Keempat, mengenai keutamaan khusus malam Nisfu Sya’ban para ulama berselisih pendapat tentangnya. Anggap saja bahwa pendapat tentang shahihnya hadits-hadits yang menunjukkan adanya keutamaan khusus malam Nisfu Sya’ban lebih kuat, akan tetapi keutamaan tersebut sama sekali tidak menunjukkan bolehnya adanya mengkhususkan amalan pada malam tersebut.

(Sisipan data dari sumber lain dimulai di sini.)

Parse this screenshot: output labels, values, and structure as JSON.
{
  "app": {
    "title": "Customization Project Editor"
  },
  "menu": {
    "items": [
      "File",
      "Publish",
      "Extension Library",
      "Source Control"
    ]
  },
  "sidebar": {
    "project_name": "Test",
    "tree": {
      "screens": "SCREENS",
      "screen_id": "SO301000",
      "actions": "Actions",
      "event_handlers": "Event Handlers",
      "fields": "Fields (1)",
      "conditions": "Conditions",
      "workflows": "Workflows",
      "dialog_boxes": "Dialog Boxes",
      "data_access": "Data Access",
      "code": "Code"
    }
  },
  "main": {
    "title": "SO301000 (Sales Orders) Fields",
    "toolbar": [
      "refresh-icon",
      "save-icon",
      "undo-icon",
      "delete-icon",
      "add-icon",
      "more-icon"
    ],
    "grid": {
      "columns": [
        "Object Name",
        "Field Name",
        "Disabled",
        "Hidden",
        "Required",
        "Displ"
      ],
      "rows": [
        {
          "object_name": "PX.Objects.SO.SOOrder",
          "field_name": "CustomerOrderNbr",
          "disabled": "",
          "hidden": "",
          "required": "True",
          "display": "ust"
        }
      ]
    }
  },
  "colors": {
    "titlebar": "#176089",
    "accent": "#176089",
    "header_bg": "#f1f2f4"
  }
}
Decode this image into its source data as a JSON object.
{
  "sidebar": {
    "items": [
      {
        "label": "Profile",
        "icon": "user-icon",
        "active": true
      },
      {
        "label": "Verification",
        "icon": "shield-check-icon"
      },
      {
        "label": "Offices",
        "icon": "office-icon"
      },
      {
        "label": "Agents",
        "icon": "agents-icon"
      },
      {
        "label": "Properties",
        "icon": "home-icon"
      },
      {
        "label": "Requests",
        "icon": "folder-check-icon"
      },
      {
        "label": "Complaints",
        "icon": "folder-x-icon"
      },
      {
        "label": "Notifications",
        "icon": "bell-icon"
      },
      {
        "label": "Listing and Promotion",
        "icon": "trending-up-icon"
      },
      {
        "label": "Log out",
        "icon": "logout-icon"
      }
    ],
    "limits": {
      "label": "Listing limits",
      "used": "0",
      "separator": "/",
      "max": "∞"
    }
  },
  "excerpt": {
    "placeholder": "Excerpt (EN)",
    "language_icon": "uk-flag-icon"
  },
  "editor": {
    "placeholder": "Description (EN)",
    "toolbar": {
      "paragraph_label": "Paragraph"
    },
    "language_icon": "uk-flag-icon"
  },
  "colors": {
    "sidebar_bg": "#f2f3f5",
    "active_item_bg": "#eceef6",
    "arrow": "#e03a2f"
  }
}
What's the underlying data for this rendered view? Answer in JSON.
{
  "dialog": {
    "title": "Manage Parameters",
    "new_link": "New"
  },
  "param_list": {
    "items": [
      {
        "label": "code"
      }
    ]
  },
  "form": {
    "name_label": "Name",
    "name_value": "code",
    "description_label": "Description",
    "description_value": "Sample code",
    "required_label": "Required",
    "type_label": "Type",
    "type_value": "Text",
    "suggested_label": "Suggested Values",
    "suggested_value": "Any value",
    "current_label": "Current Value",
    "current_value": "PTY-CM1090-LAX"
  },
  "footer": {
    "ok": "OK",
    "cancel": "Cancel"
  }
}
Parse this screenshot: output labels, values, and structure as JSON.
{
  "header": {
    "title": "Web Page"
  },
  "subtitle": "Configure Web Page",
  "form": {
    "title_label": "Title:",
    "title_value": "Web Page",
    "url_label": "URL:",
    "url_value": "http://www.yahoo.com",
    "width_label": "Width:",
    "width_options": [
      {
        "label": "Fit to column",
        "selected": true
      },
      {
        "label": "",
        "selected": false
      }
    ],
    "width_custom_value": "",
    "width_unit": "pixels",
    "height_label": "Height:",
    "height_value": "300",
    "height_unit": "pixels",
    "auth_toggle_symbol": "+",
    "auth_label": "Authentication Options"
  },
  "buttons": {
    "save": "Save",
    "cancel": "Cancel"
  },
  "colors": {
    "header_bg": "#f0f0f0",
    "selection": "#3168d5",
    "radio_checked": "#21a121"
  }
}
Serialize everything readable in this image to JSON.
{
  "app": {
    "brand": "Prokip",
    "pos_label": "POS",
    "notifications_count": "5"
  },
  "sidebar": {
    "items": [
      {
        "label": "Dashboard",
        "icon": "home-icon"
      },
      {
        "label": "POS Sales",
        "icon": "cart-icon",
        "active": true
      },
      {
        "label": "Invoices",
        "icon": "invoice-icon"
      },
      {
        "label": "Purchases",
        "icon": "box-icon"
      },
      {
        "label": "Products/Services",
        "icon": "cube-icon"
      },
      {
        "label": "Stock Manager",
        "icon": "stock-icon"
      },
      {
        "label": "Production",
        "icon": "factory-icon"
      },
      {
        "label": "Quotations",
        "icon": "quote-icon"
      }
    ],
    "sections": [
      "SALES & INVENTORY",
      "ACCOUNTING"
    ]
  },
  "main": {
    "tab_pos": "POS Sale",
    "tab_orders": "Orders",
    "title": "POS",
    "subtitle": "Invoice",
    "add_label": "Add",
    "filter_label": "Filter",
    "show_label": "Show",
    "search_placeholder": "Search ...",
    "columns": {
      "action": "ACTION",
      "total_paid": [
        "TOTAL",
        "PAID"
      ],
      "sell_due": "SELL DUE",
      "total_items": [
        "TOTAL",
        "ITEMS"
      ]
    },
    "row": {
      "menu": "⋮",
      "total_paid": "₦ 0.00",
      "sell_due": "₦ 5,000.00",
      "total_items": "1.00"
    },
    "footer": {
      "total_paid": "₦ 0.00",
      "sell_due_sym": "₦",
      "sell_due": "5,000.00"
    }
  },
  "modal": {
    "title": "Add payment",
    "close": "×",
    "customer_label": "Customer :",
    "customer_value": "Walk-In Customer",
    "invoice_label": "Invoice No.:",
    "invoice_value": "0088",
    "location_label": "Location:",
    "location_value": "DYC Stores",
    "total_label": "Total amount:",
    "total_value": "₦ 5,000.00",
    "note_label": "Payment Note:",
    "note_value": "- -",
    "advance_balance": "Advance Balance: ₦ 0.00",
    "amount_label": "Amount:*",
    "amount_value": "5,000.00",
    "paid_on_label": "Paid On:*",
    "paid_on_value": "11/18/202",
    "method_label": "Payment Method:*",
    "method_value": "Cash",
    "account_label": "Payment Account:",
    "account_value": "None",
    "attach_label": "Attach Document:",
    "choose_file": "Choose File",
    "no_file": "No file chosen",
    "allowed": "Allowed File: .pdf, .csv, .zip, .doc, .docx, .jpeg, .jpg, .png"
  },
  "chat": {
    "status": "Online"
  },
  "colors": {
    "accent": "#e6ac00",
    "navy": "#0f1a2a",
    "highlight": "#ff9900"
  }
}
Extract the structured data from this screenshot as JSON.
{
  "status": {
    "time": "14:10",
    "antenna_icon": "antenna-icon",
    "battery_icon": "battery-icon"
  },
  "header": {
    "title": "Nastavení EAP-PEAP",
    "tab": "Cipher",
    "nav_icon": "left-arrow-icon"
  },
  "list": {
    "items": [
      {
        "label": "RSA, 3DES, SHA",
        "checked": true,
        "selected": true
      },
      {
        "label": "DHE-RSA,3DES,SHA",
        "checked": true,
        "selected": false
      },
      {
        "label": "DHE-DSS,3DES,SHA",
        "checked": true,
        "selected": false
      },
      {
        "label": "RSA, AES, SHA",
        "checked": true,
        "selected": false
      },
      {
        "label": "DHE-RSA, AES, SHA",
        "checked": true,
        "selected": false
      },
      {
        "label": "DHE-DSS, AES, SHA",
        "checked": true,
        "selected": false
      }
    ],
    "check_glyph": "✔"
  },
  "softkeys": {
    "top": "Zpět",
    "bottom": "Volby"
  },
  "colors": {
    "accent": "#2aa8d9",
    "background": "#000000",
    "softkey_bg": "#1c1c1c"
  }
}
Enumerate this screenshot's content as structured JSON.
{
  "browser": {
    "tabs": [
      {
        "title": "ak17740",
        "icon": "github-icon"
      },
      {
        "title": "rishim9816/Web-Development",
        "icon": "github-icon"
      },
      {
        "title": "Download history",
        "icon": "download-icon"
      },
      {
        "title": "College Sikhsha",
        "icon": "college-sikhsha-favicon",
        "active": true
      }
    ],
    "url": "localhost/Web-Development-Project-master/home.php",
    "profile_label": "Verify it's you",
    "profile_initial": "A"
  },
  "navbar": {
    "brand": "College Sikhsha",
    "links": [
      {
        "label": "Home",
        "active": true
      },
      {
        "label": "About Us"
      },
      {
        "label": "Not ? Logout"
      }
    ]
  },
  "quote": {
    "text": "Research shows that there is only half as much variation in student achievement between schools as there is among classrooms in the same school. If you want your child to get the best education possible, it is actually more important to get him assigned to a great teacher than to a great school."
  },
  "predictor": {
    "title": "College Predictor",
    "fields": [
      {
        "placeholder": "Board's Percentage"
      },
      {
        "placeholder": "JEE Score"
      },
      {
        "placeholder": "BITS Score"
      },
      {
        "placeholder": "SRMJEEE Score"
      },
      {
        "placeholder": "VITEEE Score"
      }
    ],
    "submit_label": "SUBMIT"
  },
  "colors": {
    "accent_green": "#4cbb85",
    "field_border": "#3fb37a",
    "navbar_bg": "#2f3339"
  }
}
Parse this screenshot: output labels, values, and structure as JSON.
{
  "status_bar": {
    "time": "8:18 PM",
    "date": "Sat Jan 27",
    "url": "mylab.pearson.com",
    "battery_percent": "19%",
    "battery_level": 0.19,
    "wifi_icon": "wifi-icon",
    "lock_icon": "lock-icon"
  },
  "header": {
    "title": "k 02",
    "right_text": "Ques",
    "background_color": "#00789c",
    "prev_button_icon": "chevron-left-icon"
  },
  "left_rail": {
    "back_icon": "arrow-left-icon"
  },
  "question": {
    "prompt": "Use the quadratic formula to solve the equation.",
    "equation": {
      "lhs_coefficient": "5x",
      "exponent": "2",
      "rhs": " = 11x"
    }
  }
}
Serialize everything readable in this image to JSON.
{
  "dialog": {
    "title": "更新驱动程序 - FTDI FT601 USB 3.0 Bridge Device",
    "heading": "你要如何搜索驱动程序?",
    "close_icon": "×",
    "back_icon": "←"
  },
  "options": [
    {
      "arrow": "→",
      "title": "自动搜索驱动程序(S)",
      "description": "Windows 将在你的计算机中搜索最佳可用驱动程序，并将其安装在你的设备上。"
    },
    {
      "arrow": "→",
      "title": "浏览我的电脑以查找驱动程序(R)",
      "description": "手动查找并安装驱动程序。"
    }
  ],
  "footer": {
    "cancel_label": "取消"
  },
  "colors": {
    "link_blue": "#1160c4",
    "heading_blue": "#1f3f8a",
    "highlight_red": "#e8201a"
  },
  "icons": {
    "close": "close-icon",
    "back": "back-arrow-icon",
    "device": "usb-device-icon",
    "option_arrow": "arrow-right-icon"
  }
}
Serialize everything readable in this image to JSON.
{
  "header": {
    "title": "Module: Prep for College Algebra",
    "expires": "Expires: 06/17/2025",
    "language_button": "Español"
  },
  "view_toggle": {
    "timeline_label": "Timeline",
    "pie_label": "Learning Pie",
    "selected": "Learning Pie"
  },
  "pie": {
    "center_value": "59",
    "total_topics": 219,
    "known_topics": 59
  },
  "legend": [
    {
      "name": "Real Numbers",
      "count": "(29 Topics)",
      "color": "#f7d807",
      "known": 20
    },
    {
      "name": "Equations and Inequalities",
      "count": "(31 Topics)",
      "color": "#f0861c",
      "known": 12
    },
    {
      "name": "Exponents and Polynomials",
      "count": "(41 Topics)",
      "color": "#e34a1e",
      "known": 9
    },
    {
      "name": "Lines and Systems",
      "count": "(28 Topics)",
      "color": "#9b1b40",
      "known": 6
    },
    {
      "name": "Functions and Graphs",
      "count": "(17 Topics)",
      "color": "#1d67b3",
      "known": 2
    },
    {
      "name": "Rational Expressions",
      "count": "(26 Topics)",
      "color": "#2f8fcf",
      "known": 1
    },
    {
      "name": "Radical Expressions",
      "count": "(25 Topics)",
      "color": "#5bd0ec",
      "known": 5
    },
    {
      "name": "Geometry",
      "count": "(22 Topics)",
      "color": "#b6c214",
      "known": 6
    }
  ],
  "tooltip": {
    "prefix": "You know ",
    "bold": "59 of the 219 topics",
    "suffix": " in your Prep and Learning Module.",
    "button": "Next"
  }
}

Karena mengkhususkan suatu amalan harus berlandasakan dalil yang shahih. Sedangkan semua hadits yang menunjukkan adanya amalan khusus pada malam tersebut derajatnya lemah bahkan hadits palsu.

Sebagai umat Islam, sudah semestinya kita lebih kritis dalam menilai suatu amalan atau tradisi sebelum kita memutuskan untuk mengikutinya. Sebelum kita mempraktikkan amalan-amalan tertentu, sebaiknya kita lebih mendalami ajaran Islam dan mengikuti amalan yang benar-benar didasarkan pada sumber yang kuat dan dapat dipertanggungjawabkan. Semoga Allah Subhanahu wa Ta’ala memberikan hidayah-Nya kepada kita, agar bisa mengikuti kebenaran walaupun terasa berat bagi jiwa. Wallahul muwaffiq. (LHL-AAA/IWU)

Penulis: Lekat Hidayat

Referensi

  1. Al-Hawadits wal Bida’ karya Imam Abu Bakr Muhammad bin al-walid ath-Thurthusiy rahimahullah (W 520 H).

  2. Al-Majmu’ karya Imam Abu Zakariya Yahya bin Syaraf an-Nawawi rahimahullah (W 676 H).

  3. Nakhbul Afkar fii Tanqihi Mabani al-Akhbar fii Syarhi Ma’ani al-Atsar karya Imam Abu Muhammad Mahmud bin Ahmad Badruddin al-‘Aini rahimahullah (W 855 H).

  4. Lathaif al-Ma’arif fii maa Lawasimu al-‘Am min al-Wazhaif karya Imam Zainuddin Abdurrahman bin Ahmad bin Rajab al-Hanbali rahimahullah (W 795 M).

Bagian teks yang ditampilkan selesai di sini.